Abstract:Large language models (LLMs) face the challenge of hallucinations -- outputs that seem coherent but are actually incorrect. A particularly damaging type is fact-conflicting hallucination (FCH), where generated content contradicts established facts. Addressing FCH presents three main challenges: 1) Automatically constructing and maintaining large-scale benchmark datasets is difficult and resource-intensive; 2) Generating complex and efficient test cases that the LLM has not been trained on -- especially those involving intricate temporal features -- is challenging, yet crucial for eliciting hallucinations; and 3) Validating the reasoning behind LLM outputs is inherently difficult, particularly with complex logical relationships, as it requires transparency in the model's decision-making process. This paper presents Drowzee, an innovative end-to-end metamorphic testing framework that utilizes temporal logic to identify fact-conflicting hallucinations (FCH) in large language models (LLMs).

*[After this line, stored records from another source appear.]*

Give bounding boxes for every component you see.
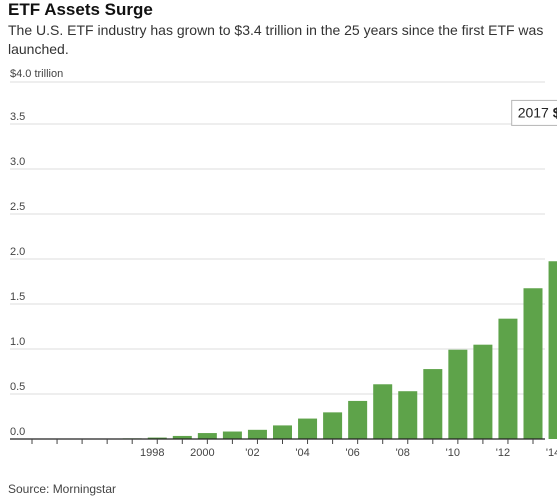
x-tick-label: 1998 bbox=[140, 447, 164, 459]
y-tick-label: 3.5 bbox=[10, 111, 25, 123]
bar bbox=[323, 412, 343, 439]
x-tick-label: '10 bbox=[446, 447, 460, 459]
bar bbox=[373, 384, 393, 439]
callout-year: 2017 bbox=[518, 104, 553, 120]
bar bbox=[448, 349, 468, 439]
y-tick-label: 0.0 bbox=[10, 426, 25, 438]
bar bbox=[247, 429, 267, 439]
y-tick-label: 1.5 bbox=[10, 291, 25, 303]
bar bbox=[548, 261, 557, 439]
x-tick-label: 2000 bbox=[190, 447, 214, 459]
callout-label: 2017 $3.44 trillion bbox=[518, 104, 557, 120]
y-tick-label: 0.5 bbox=[10, 381, 25, 393]
bar bbox=[423, 369, 443, 439]
x-tick-label: '04 bbox=[295, 447, 309, 459]
bar bbox=[523, 288, 543, 439]
y-tick-label: 1.0 bbox=[10, 336, 25, 348]
bar bbox=[473, 344, 493, 439]
y-unit-label: $4.0 trillion bbox=[10, 68, 63, 80]
source-note: Source: Morningstar bbox=[8, 482, 117, 496]
x-tick-label: '08 bbox=[396, 447, 410, 459]
bar bbox=[222, 431, 242, 439]
bar bbox=[398, 391, 418, 439]
x-tick-label: '14 bbox=[546, 447, 557, 459]
bar bbox=[348, 400, 368, 439]
x-tick-label: '02 bbox=[245, 447, 259, 459]
bar bbox=[273, 425, 292, 439]
callout-value: $3.44 trillion bbox=[553, 104, 557, 120]
x-tick-label: '12 bbox=[496, 447, 510, 459]
chart-subtitle: The U.S. ETF industry has grown to $3.4 … bbox=[8, 22, 544, 57]
y-tick-label: 2.0 bbox=[10, 246, 25, 258]
bar bbox=[498, 318, 518, 439]
callout-box bbox=[511, 99, 557, 126]
bar bbox=[147, 437, 167, 439]
bar bbox=[197, 433, 217, 439]
y-tick-label: 2.5 bbox=[10, 201, 25, 213]
bar bbox=[298, 418, 318, 439]
y-tick-label: 3.0 bbox=[10, 156, 25, 168]
chart-title: ETF Assets Surge bbox=[8, 0, 153, 19]
x-tick-label: '06 bbox=[345, 447, 359, 459]
bar bbox=[172, 435, 192, 439]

Drowzee builds a comprehensive factual knowledge base by crawling sources like Wikipedia and uses automated temporal-logic reasoning to convert this knowledge into a large, extensible set of test cases with ground truth answers. LLMs are tested using these cases through template-based prompts, which require them to generate both answers and reasoning steps. To validate the reasoning, we propose two semantic-aware oracles that compare the semantic structure of LLM outputs to the ground truths. Across nine LLMs in nine different knowledge domains, experimental results show that Drowzee effectively identifies rates of non-temporal-related hallucinations ranging from 24.7% to 59.8%, and rates of temporal-related hallucinations ranging from 16.7% to 39.2%.